Police Brutality is an Everyday Affair in Kannagi Nagar Slums

The family of 17-year-old boy from Kannagi Nagar approached the city police commissioner’s office on Saturday complaining of police excess.

Published: 14th March 2016 03:19 AM  |   Last Updated: 14th March 2016 05:24 AM   |  A+A-

CHENNAI: The family of 17-year-old boy from Kannagi Nagar approached the city police commissioner’s office on Saturday complaining of police excess. The boy, son of a casual labourer, was picked up from his house on Friday night by four plainclothed policemen who thrashed the boy brutally, injuring his face and body.

What’s appalling is that the boy was said to have been picked up in a case of mistaken identity as the cops suspected him to be part of a mobile phone stealing gang. However, for residents of Kannagi Nagar where the boy lives, such police excess was an everyday affair and the city police’s act only reaffirms the open secret of police brutality on those from the oppressed sections of society.

Kannagi Nagar near Thoraipakkam off the IT corridor of Rajiv Gandhi Salai houses about 40,000 families - slum dwellers who were evacuated and resettled in match-box units of the Tamil Nadu Slum Clearance Board. Most of the domestic labour force of the city goes from this area where all belong to low income group (LIG) families and most are Dalits.

“You stand outside your home and talk with your friends, you’ll see police turn up. If we ask them if we are not allowed to stand outside our homes, they will ask us to come to the police station,” rues Daniel, of Kannagi Nagar, to Express. Daniel works as a painter.

People returning late night after odd jobs are invariably harassed by cops, residents say. “Even those returning after watching a movie are suspected,” says Srinivasan, an auto driver.

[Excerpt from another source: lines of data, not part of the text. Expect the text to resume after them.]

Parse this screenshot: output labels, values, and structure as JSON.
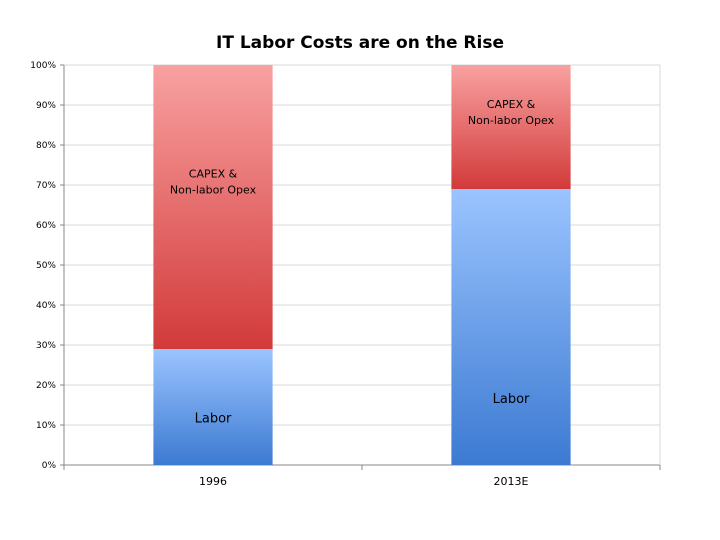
{
  "chart_data": {
    "type": "bar",
    "stacked": true,
    "title": "IT Labor Costs are on the Rise",
    "categories": [
      "1996",
      "2013E"
    ],
    "series": [
      {
        "name": "Labor",
        "label": "Labor",
        "values": [
          29,
          69
        ],
        "color": "#5b8fde",
        "color_top": "#9bc4ff",
        "color_bottom": "#3c7ad2"
      },
      {
        "name": "CAPEX & Non-labor Opex",
        "label_lines": [
          "CAPEX &",
          "Non-labor Opex"
        ],
        "values": [
          71,
          31
        ],
        "color": "#e05a5a",
        "color_top": "#f9a1a1",
        "color_bottom": "#d23a3a"
      }
    ],
    "y_ticks": [
      "0%",
      "10%",
      "20%",
      "30%",
      "40%",
      "50%",
      "60%",
      "70%",
      "80%",
      "90%",
      "100%"
    ],
    "ylim": [
      0,
      100
    ],
    "grid": true,
    "legend": "none"
  }
}
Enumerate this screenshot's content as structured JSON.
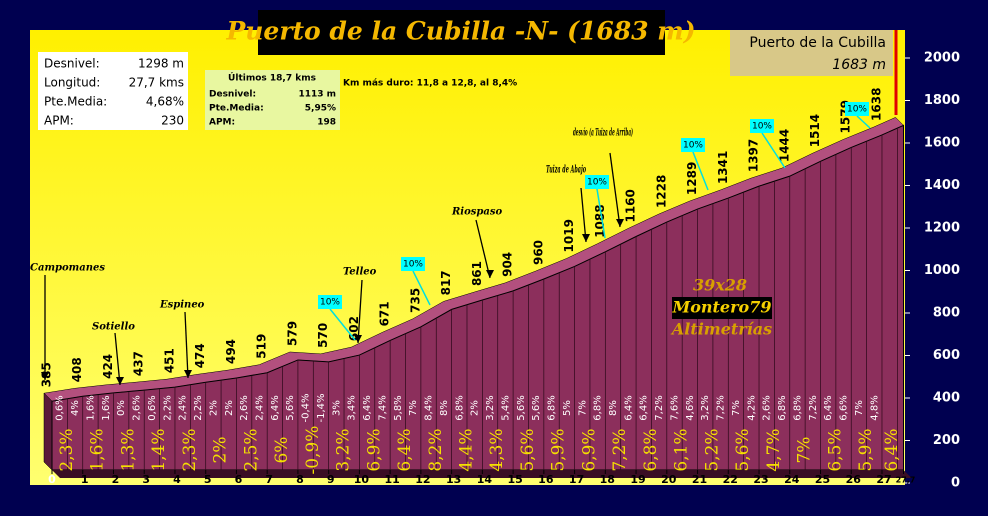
{
  "chart_data": {
    "type": "area",
    "title": "Puerto de la Cubilla -N- (1683 m)",
    "x": [
      0,
      1,
      2,
      3,
      4,
      5,
      6,
      7,
      8,
      9,
      10,
      11,
      12,
      13,
      14,
      15,
      16,
      17,
      18,
      19,
      20,
      21,
      22,
      23,
      24,
      25,
      26,
      27,
      27.7
    ],
    "values": [
      385,
      408,
      424,
      437,
      451,
      474,
      494,
      519,
      579,
      570,
      602,
      671,
      735,
      817,
      861,
      904,
      960,
      1019,
      1088,
      1160,
      1228,
      1289,
      1341,
      1397,
      1444,
      1514,
      1579,
      1638,
      1683
    ],
    "color": "#8c2f5c",
    "xlim": [
      0,
      27.7
    ],
    "xticks": [
      0,
      1,
      2,
      3,
      4,
      5,
      6,
      7,
      8,
      9,
      10,
      11,
      12,
      13,
      14,
      15,
      16,
      17,
      18,
      19,
      20,
      21,
      22,
      23,
      24,
      25,
      26,
      27,
      {
        "value": 27.7,
        "label": "27,7"
      }
    ],
    "ylim": [
      0,
      2000
    ],
    "yticks": [
      0,
      200,
      400,
      600,
      800,
      1000,
      1200,
      1400,
      1600,
      1800,
      2000
    ],
    "km_grades": [
      "2,3%",
      "1,6%",
      "1,3%",
      "1,4%",
      "2,3%",
      "2%",
      "2,5%",
      "6%",
      "-0,9%",
      "3,2%",
      "6,9%",
      "6,4%",
      "8,2%",
      "4,4%",
      "4,3%",
      "5,6%",
      "5,9%",
      "6,9%",
      "7,2%",
      "6,8%",
      "6,1%",
      "5,2%",
      "5,6%",
      "4,7%",
      "7%",
      "6,5%",
      "5,9%",
      "6,4%"
    ],
    "half_km_grades": [
      "0,6%",
      "4%",
      "1,6%",
      "1,6%",
      "0%",
      "2,6%",
      "0,6%",
      "2,2%",
      "2,4%",
      "2,2%",
      "2%",
      "2%",
      "2,6%",
      "2,4%",
      "6,4%",
      "5,6%",
      "-0,4%",
      "-1,4%",
      "3%",
      "3,4%",
      "6,4%",
      "7,4%",
      "5,8%",
      "7%",
      "8,4%",
      "8%",
      "6,8%",
      "2%",
      "3,2%",
      "5,4%",
      "5,6%",
      "5,6%",
      "6,8%",
      "5%",
      "7%",
      "6,8%",
      "8%",
      "6,4%",
      "6,4%",
      "7,2%",
      "7,6%",
      "4,6%",
      "3,2%",
      "7,2%",
      "7%",
      "4,2%",
      "2,6%",
      "6,8%",
      "6,8%",
      "7,2%",
      "6,4%",
      "6,6%",
      "7%",
      "4,8%"
    ],
    "steep_marks": [
      "10%",
      "10%",
      "10%",
      "10%",
      "10%",
      "10%"
    ],
    "annotations": [
      "Campomanes",
      "Sotiello",
      "Espineo",
      "Telleo",
      "Riospaso",
      "Tuiza de Abajo",
      "desvío (a Tuiza de Arriba)"
    ],
    "summary": [
      [
        "Desnivel:",
        "1298 m"
      ],
      [
        "Longitud:",
        "27,7 kms"
      ],
      [
        "Pte.Media:",
        "4,68%"
      ],
      [
        "APM:",
        "230"
      ]
    ],
    "last_section": {
      "title": "Últimos 18,7 kms",
      "rows": [
        [
          "Desnivel:",
          "1113 m"
        ],
        [
          "Pte.Media:",
          "5,95%"
        ],
        [
          "APM:",
          "198"
        ]
      ]
    },
    "hardest_km": "Km más duro: 11,8 a 12,8, al 8,4%",
    "summit": {
      "name": "Puerto de la Cubilla",
      "altitude": "1683 m"
    },
    "credits": [
      "39x28",
      "Montero79",
      "Altimetrías"
    ]
  }
}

According to S Karuppiah, joint general secretary, Dalit Liberation Movement, police oppression of the already-oppressed community exists across the state. “The mindset is that if they are from the slums and similar areas, they must be rowdies and anti-social elements. Police take advantage of this and harass them,” he said.

From the Thanjavur farmer, G Balan (who was roughed up by cops for defaulting on a loan) to 24-year-old Dhilipan Mahendran (whose hand was broken in custody for burning the national flag) incidents of violation of oppressed classes is evident. 

The teenager’s arrest, said to be a case of mistaken identity, could remind one of the 2014 Tamil political drama, Madras directed by P Ranjith in which a dialogue would be casually woven in the introduction scenes - Area la evan thappu pannalum, policekaran housing board aala dan pudichtu povaan (For any crime, police will pick up the housing board dwellers only).